Das kleine Lebensbäumchen im kleinen
Blumentopf steht gerade und aufrecht gestreckt da, ganz ruhig und in
hellem Grün leuchtend am Fensterbrett.
Eine vertraute Schwere liegt auf meinem
Herzen, ohne daß ich weiß, warum. Ihre Überschrift heißt
Vergeblichkeit. Die kleinere Katze will von mir gestreichelt werden
und schaut und schnurrt mich an. Halbherzig und abwesend streiche ich
über ihr Fell.
Aus dem Badezimmer dringt durch einen
Türspalt gelbes Licht. Die Katze hat sich neben mich gelegt und
genießt anscheinend meine Hand, die ich auf sie gelegt habe. Das
Fell ist weich und angenehm. Regelmäßig gehen ihre leicht
schnurrenden Atemzüge. Ich selber seufze tief.

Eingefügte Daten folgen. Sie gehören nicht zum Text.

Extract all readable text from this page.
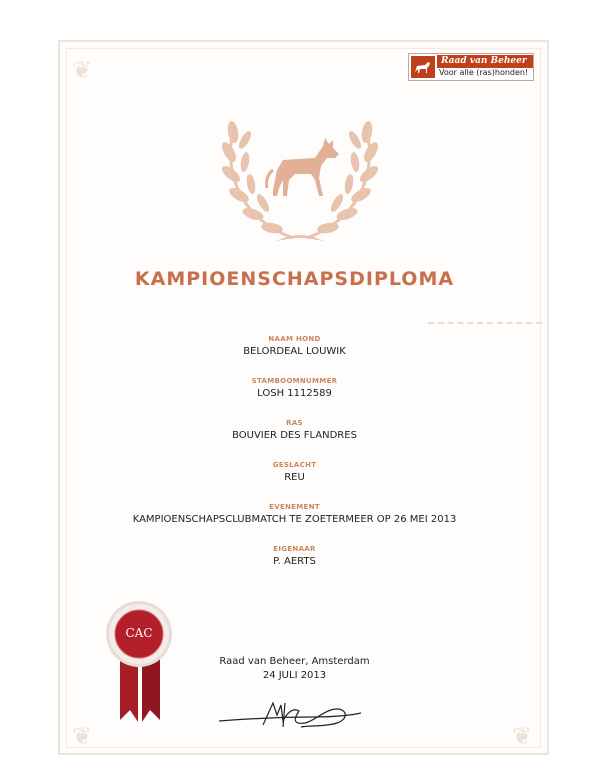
❦
❦	❦
Raad van Beheer
Voor alle (ras)honden!
KAMPIOENSCHAPSDIPLOMA
NAAM HOND
BELORDEAL LOUWIK
STAMBOOMNUMMER
LOSH 1112589
RAS
BOUVIER DES FLANDRES
GESLACHT
REU
EVENEMENT
KAMPIOENSCHAPSCLUBMATCH TE ZOETERMEER OP 26 MEI 2013
EIGENAAR
P. AERTS
CAC
Raad van Beheer, Amsterdam
24 JULI 2013
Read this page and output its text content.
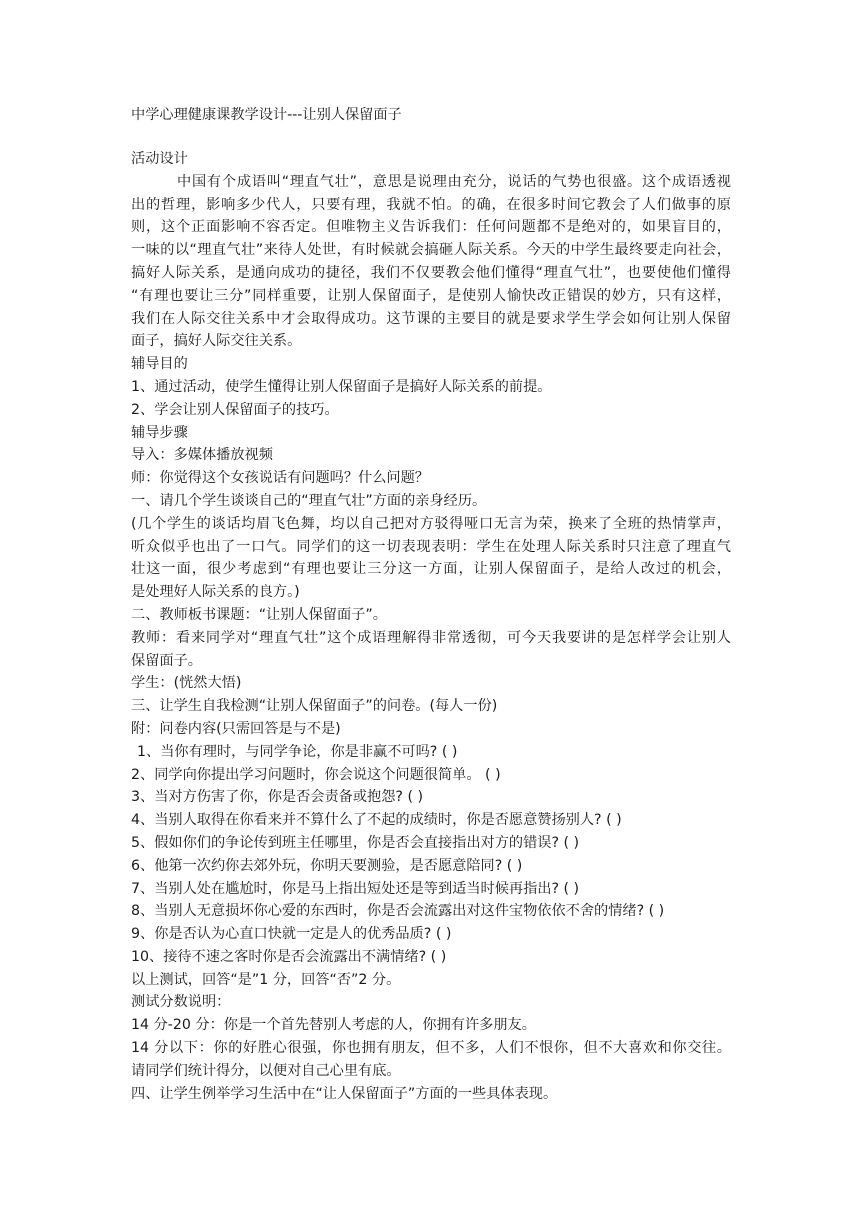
中学心理健康课教学设计---让别人保留面子
活动设计
中国有个成语叫“理直气壮”，意思是说理由充分，说话的气势也很盛。这个成语透视
出的哲理，影响多少代人，只要有理，我就不怕。的确，在很多时间它教会了人们做事的原
则，这个正面影响不容否定。但唯物主义告诉我们：任何问题都不是绝对的，如果盲目的，
一味的以“理直气壮”来待人处世，有时候就会搞砸人际关系。今天的中学生最终要走向社会，
搞好人际关系，是通向成功的捷径，我们不仅要教会他们懂得“理直气壮”，也要使他们懂得
“有理也要让三分”同样重要，让别人保留面子，是使别人愉快改正错误的妙方，只有这样，
我们在人际交往关系中才会取得成功。这节课的主要目的就是要求学生学会如何让别人保留
面子，搞好人际交往关系。
辅导目的
1、通过活动，使学生懂得让别人保留面子是搞好人际关系的前提。
2、学会让别人保留面子的技巧。
辅导步骤
导入：多媒体播放视频
师：你觉得这个女孩说话有问题吗？什么问题？
一、请几个学生谈谈自己的“理直气壮”方面的亲身经历。
(几个学生的谈话均眉飞色舞，均以自己把对方驳得哑口无言为荣，换来了全班的热情掌声，
听众似乎也出了一口气。同学们的这一切表现表明：学生在处理人际关系时只注意了理直气
壮这一面，很少考虑到“有理也要让三分这一方面，让别人保留面子，是给人改过的机会，
是处理好人际关系的良方。)
二、教师板书课题：“让别人保留面子”。
教师：看来同学对“理直气壮”这个成语理解得非常透彻，可今天我要讲的是怎样学会让别人
保留面子。
学生：(恍然大悟)
三、让学生自我检测“让别人保留面子”的问卷。(每人一份)
附：问卷内容(只需回答是与不是)
1、当你有理时，与同学争论，你是非赢不可吗? ( )
2、同学向你提出学习问题时，你会说这个问题很简单。 ( )
3、当对方伤害了你，你是否会责备或抱怨? ( )
4、当别人取得在你看来并不算什么了不起的成绩时，你是否愿意赞扬别人? ( )
5、假如你们的争论传到班主任哪里，你是否会直接指出对方的错误? ( )
6、他第一次约你去郊外玩，你明天要测验，是否愿意陪同? ( )
7、当别人处在尴尬时，你是马上指出短处还是等到适当时候再指出? ( )
8、当别人无意损坏你心爱的东西时，你是否会流露出对这件宝物依依不舍的情绪? ( )
9、你是否认为心直口快就一定是人的优秀品质? ( )
10、接待不速之客时你是否会流露出不满情绪? ( )
以上测试，回答“是”1 分，回答“否”2 分。
测试分数说明：
14 分-20 分：你是一个首先替别人考虑的人，你拥有许多朋友。
14 分以下：你的好胜心很强，你也拥有朋友，但不多，人们不恨你，但不大喜欢和你交往。
请同学们统计得分，以便对自己心里有底。
四、让学生例举学习生活中在“让人保留面子”方面的一些具体表现。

Die größere Katze rennt laut die
Treppe herauf und will auch her. Die beiden fangen zu streiten und
pfauchen an, denn sie sind eifersüchtig. Obwohl die kleinere die
größere verjagt hat, ist jene jetzt weggelaufen und beide sitzen am
Boden und starren sich an.
Es ist wieder still.
Der Wind ist immer noch mit den
Blättern und Zweigen der Bäume beschäftigt; ab und zu legt er eine
Pause ein.
Jetzt kommt die größere Katze zu mir
auf die Bank und will gestreichelt werden. Sie kommt nie, ohne vorher
mit einem kurzen Miau zu fragen und nur, wenn ich mit einem Ja die
Erlaubnis gebe. Zumindest, solange ich wach bin. Jetzt liegt sie
neben mir und schnurrt. Die Kleine sitzt unterm Fenster und schaut
mit zusammengekniffenen Augen her. Jetzt entspannt sie sich und legt
sich hin.
Ich blicke wieder zum Fenster hinaus
und schaue dem Wind in den Bäumen zu. Ich weiß nicht, warum mir das
so nahe geht. Als wäre da draußen ein gutes Wesen unterwegs, das
sich bei mir bemerkbar machen will und mich bittet, es herein zu
lassen.
Und dann wieder anders: als würde sich
da draußen etwas ganz Großes abspielen, dem gegenüber ich ganz
unwichtig bin und wo es völlig genügt, daß ich dem unendlichen
Schauspiel bloß zuschauen darf. Das ist immens beruhigend, denn ich
brauche nichts sein; es ist okey, wenn ich nichts bin. Denn ich bin
nichts.
Eine kleine Freude explodiert in
Zeitlupentempo inmitten der Schwermut und dehnt sich aus und wird
größer; ein Lachen schwebt vor meinem inneren Auge, das nach innen
schaut.
Der Wind schüttelt kurz den Weidenbaum
und ein paar Augenblicke später auch die Essigbäume mit ihren
dichten Blättern, aber nur kurz, dann ist er wieder ganz sanft und
spielt leise mit den Bäumen.
Die Katze hat zu schnurren aufgehört
und es ist wieder ganz still, nur das Surren in meinen Ohren dröhnt
leise. Ein leises Dröhnen, wenn so etwas möglich ist.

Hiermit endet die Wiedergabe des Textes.